Celui-ci leur demande d’approuver le retour à un État plus centralisé – les présidents des îles deviendraient des gouverneurs – et le prolongement d’un an de son mandat. Peu d’électeurs ont une connaissance précise du projet : comme le regrette Idrisse Mohamed, responsable du Comité Maore, une association qui milite pour le retour de Mayotte dans l’ensemble comorien, “il fallait acheter le journal pour pouvoir le lire. Sans compter tous les gens qui ne savent pas lire le français”. Mais aux yeux de l’opinion publique, le principal souci n’est pas là… Sambi ne bénéficie d’aucun consensus reconnaissant la légalité de “son” référendum. Les deux principaux leaders de l’opposition, l’avocat Said Larifou et le président de l’île autonome de Ngazidja Mohamed Abdouloihab, appellent au boycott du scrutin. “Dictature”, “coup d’Etat constitutionnel”… Ses détracteurs critiquent violemment cette “mascarade” dont le dénouement est, il est vrai, complètement incertain.

“Sambi veut s’éterniser au pouvoir”

La légitimité des résultats du vote est d’ores et déjà compromise. En effet, invitée par l’opposition à juger de la légalité du scrutin, la Cour constitutionnelle s’est déclarée incompétente. Quant à la Commission électorale nationale indépendante, elle n’est pas au complet : les présidents de l’Assemblée nationale et des îles de Mohéli et de Grande Comore, ont refusé de nommer leurs représentants.

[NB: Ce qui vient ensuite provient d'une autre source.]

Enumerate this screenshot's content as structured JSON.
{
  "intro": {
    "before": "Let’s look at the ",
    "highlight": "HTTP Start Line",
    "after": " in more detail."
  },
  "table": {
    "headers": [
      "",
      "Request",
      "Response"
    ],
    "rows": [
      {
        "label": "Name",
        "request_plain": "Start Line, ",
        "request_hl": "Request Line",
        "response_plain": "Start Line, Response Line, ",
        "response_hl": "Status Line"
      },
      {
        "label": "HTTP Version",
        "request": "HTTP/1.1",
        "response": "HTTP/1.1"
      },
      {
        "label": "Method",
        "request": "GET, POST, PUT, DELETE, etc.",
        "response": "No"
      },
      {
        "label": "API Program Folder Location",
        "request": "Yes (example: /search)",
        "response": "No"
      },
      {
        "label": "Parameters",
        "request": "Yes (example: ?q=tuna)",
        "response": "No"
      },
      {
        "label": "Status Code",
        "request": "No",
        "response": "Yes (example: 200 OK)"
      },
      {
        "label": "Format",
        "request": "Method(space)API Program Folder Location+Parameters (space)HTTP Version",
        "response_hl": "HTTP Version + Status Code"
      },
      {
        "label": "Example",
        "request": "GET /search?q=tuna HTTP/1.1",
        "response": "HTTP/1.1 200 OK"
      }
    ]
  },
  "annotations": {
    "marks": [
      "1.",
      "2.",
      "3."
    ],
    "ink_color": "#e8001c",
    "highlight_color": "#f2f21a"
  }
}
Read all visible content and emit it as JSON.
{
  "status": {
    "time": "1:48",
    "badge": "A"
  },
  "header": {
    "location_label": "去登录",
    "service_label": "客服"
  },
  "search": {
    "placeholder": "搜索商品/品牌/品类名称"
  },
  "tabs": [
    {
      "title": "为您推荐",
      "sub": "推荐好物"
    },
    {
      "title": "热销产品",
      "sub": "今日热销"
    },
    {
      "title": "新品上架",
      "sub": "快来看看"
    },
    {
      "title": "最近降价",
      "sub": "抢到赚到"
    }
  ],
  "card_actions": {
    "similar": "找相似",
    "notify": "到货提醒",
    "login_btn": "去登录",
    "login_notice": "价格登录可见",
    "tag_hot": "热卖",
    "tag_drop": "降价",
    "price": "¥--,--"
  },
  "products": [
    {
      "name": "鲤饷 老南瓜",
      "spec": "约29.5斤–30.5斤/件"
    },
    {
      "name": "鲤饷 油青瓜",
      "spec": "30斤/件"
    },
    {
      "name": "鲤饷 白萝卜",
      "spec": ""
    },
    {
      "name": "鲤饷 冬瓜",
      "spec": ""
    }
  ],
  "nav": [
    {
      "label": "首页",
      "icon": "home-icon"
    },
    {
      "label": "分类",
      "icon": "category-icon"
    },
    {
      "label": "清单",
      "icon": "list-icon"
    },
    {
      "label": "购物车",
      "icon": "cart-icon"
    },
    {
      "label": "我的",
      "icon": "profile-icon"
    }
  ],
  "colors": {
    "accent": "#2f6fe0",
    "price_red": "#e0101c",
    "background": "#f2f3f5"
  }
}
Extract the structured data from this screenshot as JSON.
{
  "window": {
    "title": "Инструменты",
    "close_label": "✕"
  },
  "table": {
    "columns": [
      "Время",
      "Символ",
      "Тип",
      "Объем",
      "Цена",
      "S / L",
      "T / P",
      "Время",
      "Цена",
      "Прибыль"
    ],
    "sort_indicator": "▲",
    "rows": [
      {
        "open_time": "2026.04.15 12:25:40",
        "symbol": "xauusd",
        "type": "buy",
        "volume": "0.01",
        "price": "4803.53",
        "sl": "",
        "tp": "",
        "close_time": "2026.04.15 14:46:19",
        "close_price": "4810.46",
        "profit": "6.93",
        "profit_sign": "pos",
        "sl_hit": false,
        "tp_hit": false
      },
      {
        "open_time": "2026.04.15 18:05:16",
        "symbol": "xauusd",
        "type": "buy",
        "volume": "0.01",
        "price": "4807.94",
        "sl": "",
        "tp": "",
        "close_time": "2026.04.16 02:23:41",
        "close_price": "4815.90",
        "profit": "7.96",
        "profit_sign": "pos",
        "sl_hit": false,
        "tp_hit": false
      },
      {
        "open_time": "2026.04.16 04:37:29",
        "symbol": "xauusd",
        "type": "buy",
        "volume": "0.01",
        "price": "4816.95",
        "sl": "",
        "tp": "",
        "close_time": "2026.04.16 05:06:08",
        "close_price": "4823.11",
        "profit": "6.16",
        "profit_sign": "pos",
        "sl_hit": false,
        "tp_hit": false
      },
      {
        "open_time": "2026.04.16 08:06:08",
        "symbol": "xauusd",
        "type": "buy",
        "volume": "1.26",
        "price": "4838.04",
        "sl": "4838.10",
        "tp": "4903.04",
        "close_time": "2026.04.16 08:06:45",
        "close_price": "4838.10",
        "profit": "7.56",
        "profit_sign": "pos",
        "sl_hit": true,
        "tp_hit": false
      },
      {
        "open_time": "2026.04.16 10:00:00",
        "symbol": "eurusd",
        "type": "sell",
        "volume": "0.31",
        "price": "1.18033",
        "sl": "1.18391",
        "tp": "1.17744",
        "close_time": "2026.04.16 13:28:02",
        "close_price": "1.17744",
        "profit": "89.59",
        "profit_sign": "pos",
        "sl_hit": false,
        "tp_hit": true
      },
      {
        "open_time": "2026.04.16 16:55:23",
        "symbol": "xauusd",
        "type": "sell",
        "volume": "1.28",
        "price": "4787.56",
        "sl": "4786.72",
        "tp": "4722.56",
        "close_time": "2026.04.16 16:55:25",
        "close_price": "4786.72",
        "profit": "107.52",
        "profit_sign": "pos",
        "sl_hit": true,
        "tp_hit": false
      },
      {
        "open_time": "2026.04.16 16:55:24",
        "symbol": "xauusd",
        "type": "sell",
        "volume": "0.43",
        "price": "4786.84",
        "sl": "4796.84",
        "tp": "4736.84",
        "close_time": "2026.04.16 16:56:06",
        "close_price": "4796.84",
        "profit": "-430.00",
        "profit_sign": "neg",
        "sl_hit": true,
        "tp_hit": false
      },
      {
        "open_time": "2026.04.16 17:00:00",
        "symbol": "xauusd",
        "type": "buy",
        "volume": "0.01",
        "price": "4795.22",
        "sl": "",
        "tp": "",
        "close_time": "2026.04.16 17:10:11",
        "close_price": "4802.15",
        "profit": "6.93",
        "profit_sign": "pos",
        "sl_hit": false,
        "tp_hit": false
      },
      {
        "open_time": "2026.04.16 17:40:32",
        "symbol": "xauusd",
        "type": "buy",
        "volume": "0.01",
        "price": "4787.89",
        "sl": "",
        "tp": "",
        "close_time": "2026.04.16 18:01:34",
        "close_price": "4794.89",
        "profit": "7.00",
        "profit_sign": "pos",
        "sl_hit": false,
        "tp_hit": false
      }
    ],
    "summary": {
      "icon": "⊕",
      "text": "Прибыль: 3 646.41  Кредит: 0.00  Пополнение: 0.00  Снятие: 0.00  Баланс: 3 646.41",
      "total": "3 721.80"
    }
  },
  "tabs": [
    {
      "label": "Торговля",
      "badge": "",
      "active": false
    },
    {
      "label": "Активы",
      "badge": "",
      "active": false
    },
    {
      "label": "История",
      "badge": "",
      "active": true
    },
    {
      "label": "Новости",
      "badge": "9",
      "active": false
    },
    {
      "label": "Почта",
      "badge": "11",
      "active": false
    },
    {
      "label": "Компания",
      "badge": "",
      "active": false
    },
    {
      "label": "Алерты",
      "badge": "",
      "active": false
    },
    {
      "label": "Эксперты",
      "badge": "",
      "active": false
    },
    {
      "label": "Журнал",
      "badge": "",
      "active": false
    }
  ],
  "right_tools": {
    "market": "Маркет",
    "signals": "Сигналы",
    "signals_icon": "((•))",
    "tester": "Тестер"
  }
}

La plus grande inquiétude concerne la volonté de Sambi de prolonger d’un an son mandat. Officiellement, il veut avoir le temps de tenir ses promesses de campagne, après avoir été accaparé par la crise anjouanaise. Mais de nombreux Comoriens le soupçonnent de vouloir “s’éterniser au pouvoir”. Les doutes sont d’autant plus forts que le mandat des députés de l’Assemblée nationale, qui sont censés organiser les futures élections présidentielles, a été déclaré terminé par la Cour constitutionnelle. “Pourquoi, puisqu’il veut prolonger son mandat, Sambi n’a-t-il pas prolongé par décret celui des députés ? Quand pourra-t-il organiser des élections législatives ? À ce rythme, il va rester jusqu’en 2013 !” critiquent les opposants.

Les discussions focalisées sur l’attitude de Sambi, ont occulté le débat de fond : la Constitution de 2001 est-elle viable ? Comment gérer ce “monstre institutionnel” budgétivore et source de conflits de compétences entre les exécutifs fédéral et insulaires ? Quelle formule adopter pour sauvegarder l’unité nationale tiraillée par les revendications insulaires ? Si le pouvoir est accusé de se livrer à des “actes d’intimidation” pour imposer ses vues, l’opposition n’est pas exempte de responsabilités dans le déroulement d’une campagne électorale vide de sens. Rares sont les partis qui appellent à voter “non” en opposant des arguments à la rhétorique de Sambi. Le président de l’île de Ngazidja a plutôt opté pour la stratégie du boycott actif en appelant lors d’une conférence de presse, les préfets à “casser les caisses de matériel électoral”. “Après avoir tenu un seul meeting de sensibilisation, nous avons organisé la résistance dans les villages”, explique Kamar Ezamane, son ministre des Finances. Résultat : de simples militants et des responsables politiques ont été arrêtés et malmenés pour avoir tenté – parfois violemment – d’empêcher la tenue de meetings du camp gouvernemental.

Dans ce climat délétère, les électeurs sont livrés à eux-mêmes. Nassor votera “oui” car “un petit pays comme le nôtre avec quatre présidents, ce n’est pas normal”. Mariama choisira le “non” parce qu’elle pense que “cette Constitution doit être pratiquée avant d’être changée”. Et surtout, parce que “le oui risque de nous entrainer vers l’instabilité”.